Il tetto era quasi del tutto crollato: solo la parte che ricopriva il piccolo altare dall’altra parte dell’entrata era rimasta al suo posto. Il resto era accumulato e sparso per la sala, assieme ai detriti delle pareti.
«Dovremo rimanere qui...? Non ci sono ripari... né letti» commentò la ragazza, osservando con un certo disgusto lo sporco incrostato sull’altare.
«Dietro l’altare c’è una piccola porta. Penso che conduca alla casa del prete» la informò Alan, che si era premurato di precederla nell’esplorazione del posto. Infatti, aveva già aggirato l’ara e stava cercando di forzare la porta appena menzionata.
Sua figlia scansò a sua volta l’ostacolo e lo raggiunse, appena in tempo per vederlo strappare dai cardini la porta, che gli rimase in mano.
«Cazzo. Devo riuscire a dosare le mie nuove energie da redivivo»
«Già...» convenne lei, dandogli qualche lieve pacca sulla spalla.
«Se non altro ti ho trovato un letto» fece notare Alan, come se ciò compensasse la porta scardinata.
Erika si affacciò all’interno: una piccola stanza, due letti, un micro-tavolo e una vecchia lampada ad olio, vuota e rotta, abbandonata sul pavimento. Una suite di lusso, non c’era che dire.
Sospirò.
«Sempre meglio che niente...» commentò, entrando.

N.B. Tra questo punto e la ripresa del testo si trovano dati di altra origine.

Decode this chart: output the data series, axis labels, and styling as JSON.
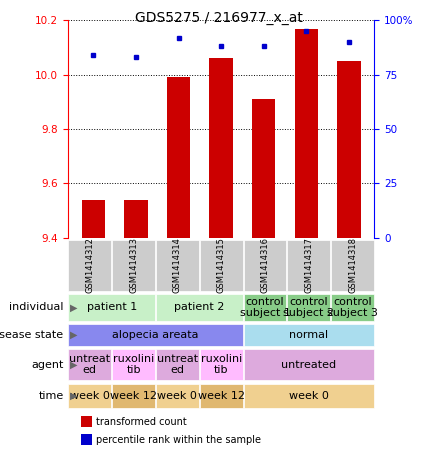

Suo padre la seguì e fece per sedersi sul letto di fronte a quello di lei, quando il rumore del suo stomaco si fece chiaramente sentire nel silenzio.
Erika non poté fare a meno di ridere, dandogli le spalle.
«Non credevo che i morti potessero avere fame...»
«Infatti...».
La voce strozzata con cui suo padre le rispose la costrinsero a girarsi.
«Papà!» esclamò, avvicinandosi a lui: era piegato in due a terra e la guardava con occhi vacui e sgranati, le pupille bianchissime.
«Erika... devo...»
«Cosa? Devi cosa?!»
«Il tuo sangue. Devo... bere il tuo sangue...».
La ragazza lo guardò come se avesse appena detto qualcosa di inconcepibile. Dalla sua espressione sofferente ma disgustata trapelava chiaramente il suo totale disprezzo per quello che doveva fare.
«Come...?»
«Sto morendo... di nuovo?» chiese, ma la domanda non era rivolta né a lei né a se stesso.
La notizia la fece risvegliare da quella sorta di trance in cui era caduta.
Iniziò a frugare nella sua tracolla, cercando qualcosa di affilato, purtroppo senza riuscirci.
Si guardò intorno, vagliando con lo sguardo l’intera stanza, in cerca di qualcosa che potesse esserle utile. Infine, i suoi occhi caddero sulla lanterna rotta a terra: schegge di vetro erano sparse attorno all’oggetto, e parevano ancora affilate e certamente utili allo scopo.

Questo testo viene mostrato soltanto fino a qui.